I tried this actually. It wouldn't boot the cd... and in fact it thought the cd was a hard disk for some reason. But I'm sure the cd is indeed bootable. Stupid old Dell.
On the CD I have an isolinux directory with the following files:
boot.cat
initrd.img
isolinux.bin
isolinux.cfg
vmlinuz
That should be bootable. Maybe you could copy the contents of the cdrom to a directory and run mkisofs using a bootable floppy image for boot emulation.
That should be bootable. Maybe you could copy the contents of the cdrom to a directory and run mkisofs using a bootable floppy image for boot emulation.
Actually, the reason it won't boot is that the bios is too old and doesn't support cd booting (and there is no bios update, I checked, it's just an old machine).
Posting my question reminded me of loadlin (I haven't used it since umm, 1997?).
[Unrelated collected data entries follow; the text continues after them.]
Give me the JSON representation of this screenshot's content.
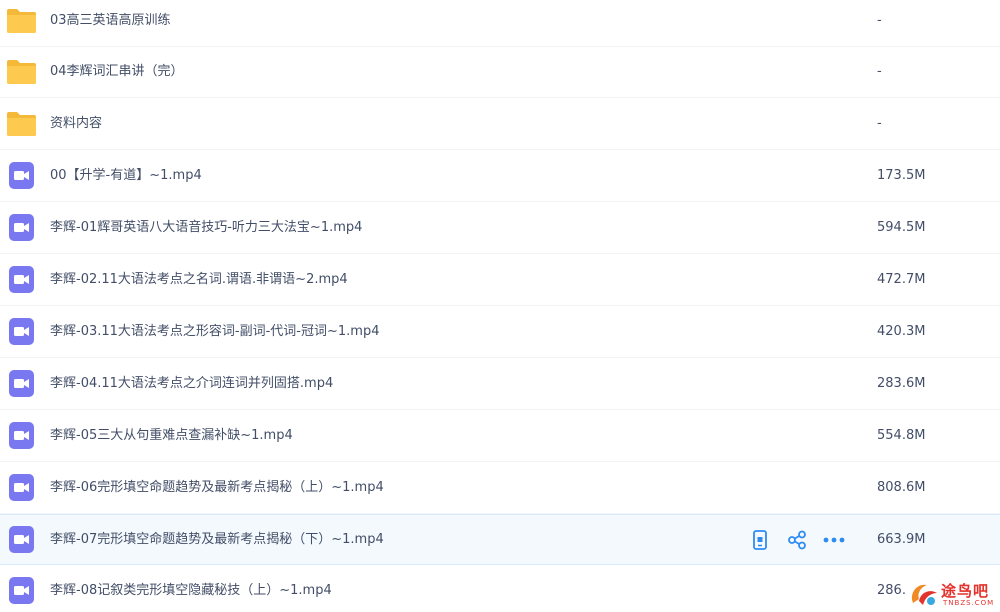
{
  "file_list": {
    "rows": [
      {
        "type": "folder",
        "name": "03高三英语高原训练",
        "size": "-"
      },
      {
        "type": "folder",
        "name": "04李辉词汇串讲（完）",
        "size": "-"
      },
      {
        "type": "folder",
        "name": "资料内容",
        "size": "-"
      },
      {
        "type": "video",
        "name": "00【升学-有道】~1.mp4",
        "size": "173.5M"
      },
      {
        "type": "video",
        "name": "李辉-01辉哥英语八大语音技巧-听力三大法宝~1.mp4",
        "size": "594.5M"
      },
      {
        "type": "video",
        "name": "李辉-02.11大语法考点之名词.谓语.非谓语~2.mp4",
        "size": "472.7M"
      },
      {
        "type": "video",
        "name": "李辉-03.11大语法考点之形容词-副词-代词-冠词~1.mp4",
        "size": "420.3M"
      },
      {
        "type": "video",
        "name": "李辉-04.11大语法考点之介词连词并列固搭.mp4",
        "size": "283.6M"
      },
      {
        "type": "video",
        "name": "李辉-05三大从句重难点查漏补缺~1.mp4",
        "size": "554.8M"
      },
      {
        "type": "video",
        "name": "李辉-06完形填空命题趋势及最新考点揭秘（上）~1.mp4",
        "size": "808.6M"
      },
      {
        "type": "video",
        "name": "李辉-07完形填空命题趋势及最新考点揭秘（下）~1.mp4",
        "size": "663.9M"
      },
      {
        "type": "video",
        "name": "李辉-08记叙类完形填空隐藏秘技（上）~1.mp4",
        "size": "286."
      }
    ],
    "hovered_row_index": 10,
    "row_actions": [
      {
        "name": "phone-icon",
        "label": "send-to-phone"
      },
      {
        "name": "share-icon",
        "label": "share"
      },
      {
        "name": "more-icon",
        "label": "more"
      }
    ]
  },
  "watermark": {
    "text": "途鸟吧",
    "sub": "TNBZS.COM"
  },
  "colors": {
    "folder": "#fdc94e",
    "video": "#7a78f0",
    "action_icon": "#2e8cf0",
    "text": "#424e67",
    "hover_bg": "#f4f9fe",
    "watermark": "#e3332d"
  }
}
When I get home tonight, I'm going to try it out. I found some info on how use it.
What I am going to try:
1. Boot some flavor of DOS with CD drivers
2. go to d:\isolinux
3. loadlin vmlinuz root=/dev/ram rw initrd=initrd.img
No idea if the isolinux.bin file is needed for anything or not. I am thinking not... mostly because I am *guessing* that is where the boot code is kept which I am bypassing anyhow.
Seems possible to me. I just don't know how nicely loadlin is going to work with cd drivers being loaded and in use while it loads the images from the cd.
If anyone has any other ideas or comments, feel free to post. I'll respond later with my results.